We've previously collected together lists of animals that appear repeatedly in our ballets, including horses and mice. However none so far have enjoyed such iconic choreography as our current subject: birds! Here are just five of our feathered favourites, each with an accompanying video clip:

1. The flock from Beauty and the Beast

While the Beast's castle is a dark and intimidating place, the journey that Belle takes to reach it is unexpectedly beautiful.

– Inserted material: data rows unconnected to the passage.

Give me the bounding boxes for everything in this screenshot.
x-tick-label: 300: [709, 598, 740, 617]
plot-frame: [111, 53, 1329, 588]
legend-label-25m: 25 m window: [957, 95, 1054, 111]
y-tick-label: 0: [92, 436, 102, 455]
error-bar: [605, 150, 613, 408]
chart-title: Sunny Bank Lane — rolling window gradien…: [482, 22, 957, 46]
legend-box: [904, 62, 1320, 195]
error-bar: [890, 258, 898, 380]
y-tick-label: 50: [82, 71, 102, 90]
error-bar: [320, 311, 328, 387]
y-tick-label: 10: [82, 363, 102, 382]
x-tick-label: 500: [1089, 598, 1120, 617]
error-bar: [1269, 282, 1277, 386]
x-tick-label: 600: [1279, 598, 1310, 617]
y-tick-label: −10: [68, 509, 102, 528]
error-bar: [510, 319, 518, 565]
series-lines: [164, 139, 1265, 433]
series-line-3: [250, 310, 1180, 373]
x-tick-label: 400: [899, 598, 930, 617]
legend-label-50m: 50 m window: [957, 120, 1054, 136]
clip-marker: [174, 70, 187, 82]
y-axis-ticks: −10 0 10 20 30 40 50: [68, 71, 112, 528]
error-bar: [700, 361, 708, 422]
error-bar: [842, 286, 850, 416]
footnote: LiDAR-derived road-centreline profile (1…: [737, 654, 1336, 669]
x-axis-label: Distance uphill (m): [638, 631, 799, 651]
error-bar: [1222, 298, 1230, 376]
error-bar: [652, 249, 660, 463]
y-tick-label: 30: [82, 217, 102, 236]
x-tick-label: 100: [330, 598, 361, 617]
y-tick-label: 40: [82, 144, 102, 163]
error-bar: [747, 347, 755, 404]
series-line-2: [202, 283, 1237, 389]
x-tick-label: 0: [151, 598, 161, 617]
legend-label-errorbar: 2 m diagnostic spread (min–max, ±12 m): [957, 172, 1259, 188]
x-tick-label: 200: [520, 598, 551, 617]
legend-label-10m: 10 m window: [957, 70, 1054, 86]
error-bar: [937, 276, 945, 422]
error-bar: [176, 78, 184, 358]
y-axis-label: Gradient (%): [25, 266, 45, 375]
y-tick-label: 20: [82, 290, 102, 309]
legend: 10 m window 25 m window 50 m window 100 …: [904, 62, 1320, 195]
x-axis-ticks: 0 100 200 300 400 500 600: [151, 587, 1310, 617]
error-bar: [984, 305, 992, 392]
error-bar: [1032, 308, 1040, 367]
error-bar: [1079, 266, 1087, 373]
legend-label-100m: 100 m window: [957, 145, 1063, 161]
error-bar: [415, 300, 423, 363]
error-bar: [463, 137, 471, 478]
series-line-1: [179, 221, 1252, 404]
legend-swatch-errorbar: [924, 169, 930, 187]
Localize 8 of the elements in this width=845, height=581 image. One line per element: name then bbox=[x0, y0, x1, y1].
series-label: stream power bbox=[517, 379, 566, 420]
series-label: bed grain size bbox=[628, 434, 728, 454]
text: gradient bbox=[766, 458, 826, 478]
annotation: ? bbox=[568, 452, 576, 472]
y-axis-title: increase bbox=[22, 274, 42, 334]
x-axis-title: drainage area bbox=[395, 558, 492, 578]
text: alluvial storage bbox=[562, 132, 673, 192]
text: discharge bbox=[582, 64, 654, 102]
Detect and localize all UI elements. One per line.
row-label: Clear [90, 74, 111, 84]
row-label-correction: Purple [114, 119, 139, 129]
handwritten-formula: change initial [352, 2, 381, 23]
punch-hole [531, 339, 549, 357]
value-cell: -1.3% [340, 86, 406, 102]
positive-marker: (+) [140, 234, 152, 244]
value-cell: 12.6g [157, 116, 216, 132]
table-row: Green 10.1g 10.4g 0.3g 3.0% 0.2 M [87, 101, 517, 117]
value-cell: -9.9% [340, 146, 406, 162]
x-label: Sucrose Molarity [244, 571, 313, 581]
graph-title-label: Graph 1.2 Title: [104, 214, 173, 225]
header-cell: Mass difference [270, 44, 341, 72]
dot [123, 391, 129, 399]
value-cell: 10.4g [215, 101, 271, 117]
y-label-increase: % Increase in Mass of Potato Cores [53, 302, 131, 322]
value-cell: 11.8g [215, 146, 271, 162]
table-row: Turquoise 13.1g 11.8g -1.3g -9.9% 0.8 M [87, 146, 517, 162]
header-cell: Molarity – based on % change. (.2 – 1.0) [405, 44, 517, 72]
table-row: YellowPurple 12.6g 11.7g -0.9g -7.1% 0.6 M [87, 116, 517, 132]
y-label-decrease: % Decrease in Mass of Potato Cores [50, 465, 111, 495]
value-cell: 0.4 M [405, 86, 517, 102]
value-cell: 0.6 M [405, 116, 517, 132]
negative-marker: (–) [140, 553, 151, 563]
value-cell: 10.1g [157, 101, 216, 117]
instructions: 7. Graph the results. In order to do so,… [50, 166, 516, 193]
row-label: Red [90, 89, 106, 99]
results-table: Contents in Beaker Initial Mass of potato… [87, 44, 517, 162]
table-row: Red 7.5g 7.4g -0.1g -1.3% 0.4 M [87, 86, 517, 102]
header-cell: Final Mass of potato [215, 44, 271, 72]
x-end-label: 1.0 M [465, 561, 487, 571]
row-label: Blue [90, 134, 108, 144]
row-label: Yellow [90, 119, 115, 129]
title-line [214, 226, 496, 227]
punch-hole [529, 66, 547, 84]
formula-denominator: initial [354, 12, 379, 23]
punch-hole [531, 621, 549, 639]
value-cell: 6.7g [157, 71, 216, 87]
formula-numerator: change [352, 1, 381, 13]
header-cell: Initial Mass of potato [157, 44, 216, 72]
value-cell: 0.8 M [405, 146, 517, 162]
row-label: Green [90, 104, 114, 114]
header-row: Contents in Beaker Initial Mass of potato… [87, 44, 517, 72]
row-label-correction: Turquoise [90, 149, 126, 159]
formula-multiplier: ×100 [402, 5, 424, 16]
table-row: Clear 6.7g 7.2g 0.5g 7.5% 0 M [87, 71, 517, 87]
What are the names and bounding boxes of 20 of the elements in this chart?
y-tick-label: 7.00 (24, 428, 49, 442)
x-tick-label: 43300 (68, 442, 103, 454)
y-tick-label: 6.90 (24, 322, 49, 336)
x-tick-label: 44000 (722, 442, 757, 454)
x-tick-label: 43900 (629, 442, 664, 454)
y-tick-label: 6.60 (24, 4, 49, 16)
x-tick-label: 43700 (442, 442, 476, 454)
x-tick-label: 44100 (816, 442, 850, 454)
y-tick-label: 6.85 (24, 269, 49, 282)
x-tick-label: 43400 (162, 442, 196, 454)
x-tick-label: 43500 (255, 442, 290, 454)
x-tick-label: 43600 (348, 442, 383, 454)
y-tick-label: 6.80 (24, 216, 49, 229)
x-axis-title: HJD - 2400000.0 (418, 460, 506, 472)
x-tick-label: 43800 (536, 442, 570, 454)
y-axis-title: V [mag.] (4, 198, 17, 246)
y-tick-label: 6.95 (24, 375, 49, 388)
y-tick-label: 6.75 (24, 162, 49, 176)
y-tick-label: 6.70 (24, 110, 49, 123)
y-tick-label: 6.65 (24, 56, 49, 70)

Having swept into her father's house to form a fish-netted chorus line, a Raven and a flock of unidentified black birds sweep her up and carry her gently aloft above the clouds.

2. The bluebirds from The Sleeping Beauty

The finale of The Sleeping Beauty sees the wedding of our heroine and her prince. Attending the party are a host of fairytale characters from other stories, who each perform short dances to entertain the happy couple. Among the pieces is the bouncy Bluebird pas de deux, which sees the two dancers leap and flit about the stage performing this charming, light-footed choreography!

3. The swans from Swan Lake

Bird-like movements crop up all the way through Swan Lake, most notably the wing-like arm movements displayed by Odette and her evil double Odile. But the swan is of course also an obvious metaphor for classical dance in general - a grace and fluidity only possible through the strength and power being utilised beneath the surface.

4. The chickens and rooster from La Fille mal gardée

Setting the scene for the farmyard-set La Fille mal gardée is a flock of chickens that strut and scratch their way across the stage. Joined by a leaping rooster, they perfectly set the tone for this sun-drenched pastoral pantomime!

5. The pigeons from The Two Pigeons

Instead of the long sweeping wings being referenced in Swan Lake, The Two Pigeons here utilises small, fluttering movements, vulnerable and submissive. In addition, the ballet actually features a pair of live pigeons, who symbolise the unity between the two young lovers whose story the ballet tells. You can see the birds in the video thumbnail above, although they sadly didn't attend our studio rehearsals when the clip itself was filmed!